Titling all of the assets correctly is extremely important. Either Titled in the name of the trust which then spells out the plan of succession or if the "new" wife/husband has contributed their own cash then Tenants in Common.

Investment accounts can often be titled in such a way that they go to certain beneficiaries upon death.

The biggest mistake that people make in a second marriage is to hold all assets in joint tenancy with rights of survivorship (JTWROS) and outside of a trust. The second is to not change your beneficiaries on life insurance, retirement accounts, annuities etc. I had one client who was divorced in an awful ugly battle and just "forgot" to change his beneficiaries. As a result his second wife and his children by her were left in the cold when he died. His awful ex got everything.
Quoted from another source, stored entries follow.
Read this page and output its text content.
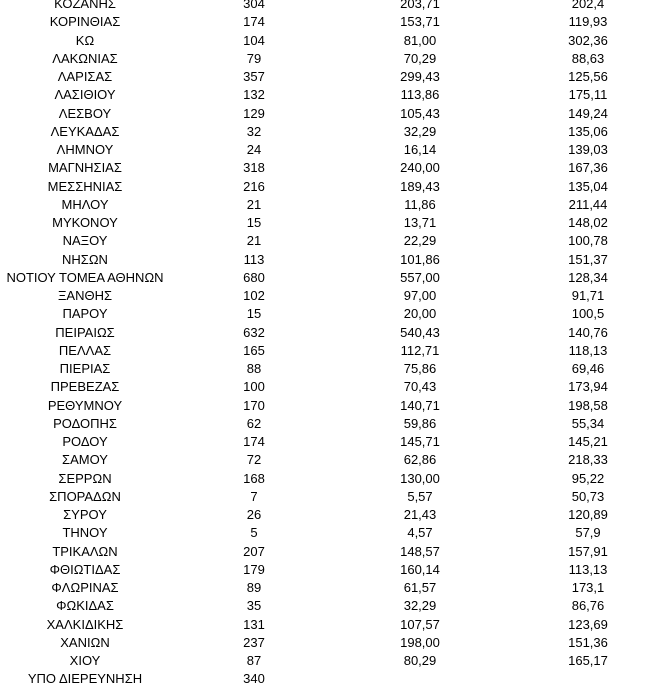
ΚΟΖΑΝΗΣ	304	203,71	202,4
ΚΟΡΙΝΘΙΑΣ	174	153,71	119,93
ΚΩ	104	81,00	302,36
ΛΑΚΩΝΙΑΣ	79	70,29	88,63
ΛΑΡΙΣΑΣ	357	299,43	125,56
ΛΑΣΙΘΙΟΥ	132	113,86	175,11
ΛΕΣΒΟΥ	129	105,43	149,24
ΛΕΥΚΑΔΑΣ	32	32,29	135,06
ΛΗΜΝΟΥ	24	16,14	139,03
ΜΑΓΝΗΣΙΑΣ	318	240,00	167,36
ΜΕΣΣΗΝΙΑΣ	216	189,43	135,04
ΜΗΛΟΥ	21	11,86	211,44
ΜΥΚΟΝΟΥ	15	13,71	148,02
ΝΑΞΟΥ	21	22,29	100,78
ΝΗΣΩΝ	113	101,86	151,37
ΝΟΤΙΟΥ ΤΟΜΕΑ ΑΘΗΝΩΝ	680	557,00	128,34
ΞΑΝΘΗΣ	102	97,00	91,71
ΠΑΡΟΥ	15	20,00	100,5
ΠΕΙΡΑΙΩΣ	632	540,43	140,76
ΠΕΛΛΑΣ	165	112,71	118,13
ΠΙΕΡΙΑΣ	88	75,86	69,46
ΠΡΕΒΕΖΑΣ	100	70,43	173,94
ΡΕΘΥΜΝΟΥ	170	140,71	198,58
ΡΟΔΟΠΗΣ	62	59,86	55,34
ΡΟΔΟΥ	174	145,71	145,21
ΣΑΜΟΥ	72	62,86	218,33
ΣΕΡΡΩΝ	168	130,00	95,22
ΣΠΟΡΑΔΩΝ	7	5,57	50,73
ΣΥΡΟΥ	26	21,43	120,89
ΤΗΝΟΥ	5	4,57	57,9
ΤΡΙΚΑΛΩΝ	207	148,57	157,91
ΦΘΙΩΤΙΔΑΣ	179	160,14	113,13
ΦΛΩΡΙΝΑΣ	89	61,57	173,1
ΦΩΚΙΔΑΣ	35	32,29	86,76
ΧΑΛΚΙΔΙΚΗΣ	131	107,57	123,69
ΧΑΝΙΩΝ	237	198,00	151,36
ΧΙΟΥ	87	80,29	165,17
ΥΠΟ ΔΙΕΡΕΥΝΗΣΗ	340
A recorded !!! will that details who gets certain family heirlooms is also important and and executor who is NOT the surviving second spouse. The trusts should also specify who is the successor trustee in case of incapacity or death. Again. A neutral third party is the best solution.

As always....contact an estate planner and/or lawyer who specializes in this.

Not to do these things is to guarantee to leave your children and other family member in a giant mess. You can't believe the shit that I have had to deal with, with clients who refused to plan.

Don't trust your parents (or anyone else) to do the right thing. Most people don't know. Don't understand. And frankly refuse to even think about it.

(Gah...I am so glad I am retired!!!!!)

paminwi said...

When my mother died, after years of a debilitating illness, my sisters and I really wanted our father to find someone new. He did, but she ended up being awful. She tried mightily to keep us and our children out of his/their life. We knew that he was unhappy but because of his faith he would never divorce. That made us sad. He had the new wife sign off on all of his assets that were his prior to their marriage but did it with documents specific to each account and not specified in his will. By accident we got a hold of one of those documents and asked a lawyer if there was any other way to find out if any other accounts were handled in the same manner. We had to sue the bitch and she dragged it out until the 6% rule that Wisconsin has. Meaning an executor can spend up to 6% of the estate settling it but if you go over 6% than a judge can ask for an accounting of specific expenses. Our lawyer told us that would be her plan and by golly it was.
Family should be told what the arrangements are before a second marriage so this kind of thing doesn't happen. It was awful.
And mostly, it still makes me sad that my dad was sad at the end of his life.

SDaly said...

Posts subsequent to mine reinforce my view that re-marriage should be avoided unless additional children are expected.

tcrosse said...

Posts subsequent to mine reinforce my view that re-marriage should be avoided unless additional children are expected.

Quite right. Why should I make one woman miserable when I can make dozens happy ?

Ann Althouse said...

“This has happened more than once:
Wife dies.
Widower re-marries.
Widower dies.
Wife No. 2 and her kids (from previous marriage) inherit all of widower's and wife No. 1's stuff.
Wife No. 1's kids left out in the cold.“

Get a good lawyer. This problem can be prevented.

RigelDog said...

If you divorced and your ex forgot to remove you as a beneficiary to his pension and/or life insurance, would you keep it?

tcrosse said...

If you divorced and your ex forgot to remove you as a beneficiary to his pension and/or life insurance, would you keep it?

This happened when my wife's ex offed himself. We figured the money had a curse on it, but giving it up proved to be a big can of worms.

gilbar said...

when my aunt died in the 1980's, she had no children and gave all her money to her nieces and nephews: except for the 100's of thousands in her 401k, which went to her ex and his new wife. My cousins made a big stink, but i figured; if a lady worked for Merle Lynch and left her 401k going to her ex: she probably had a reason.
If he'd decided to give it to us, that would have been okay too.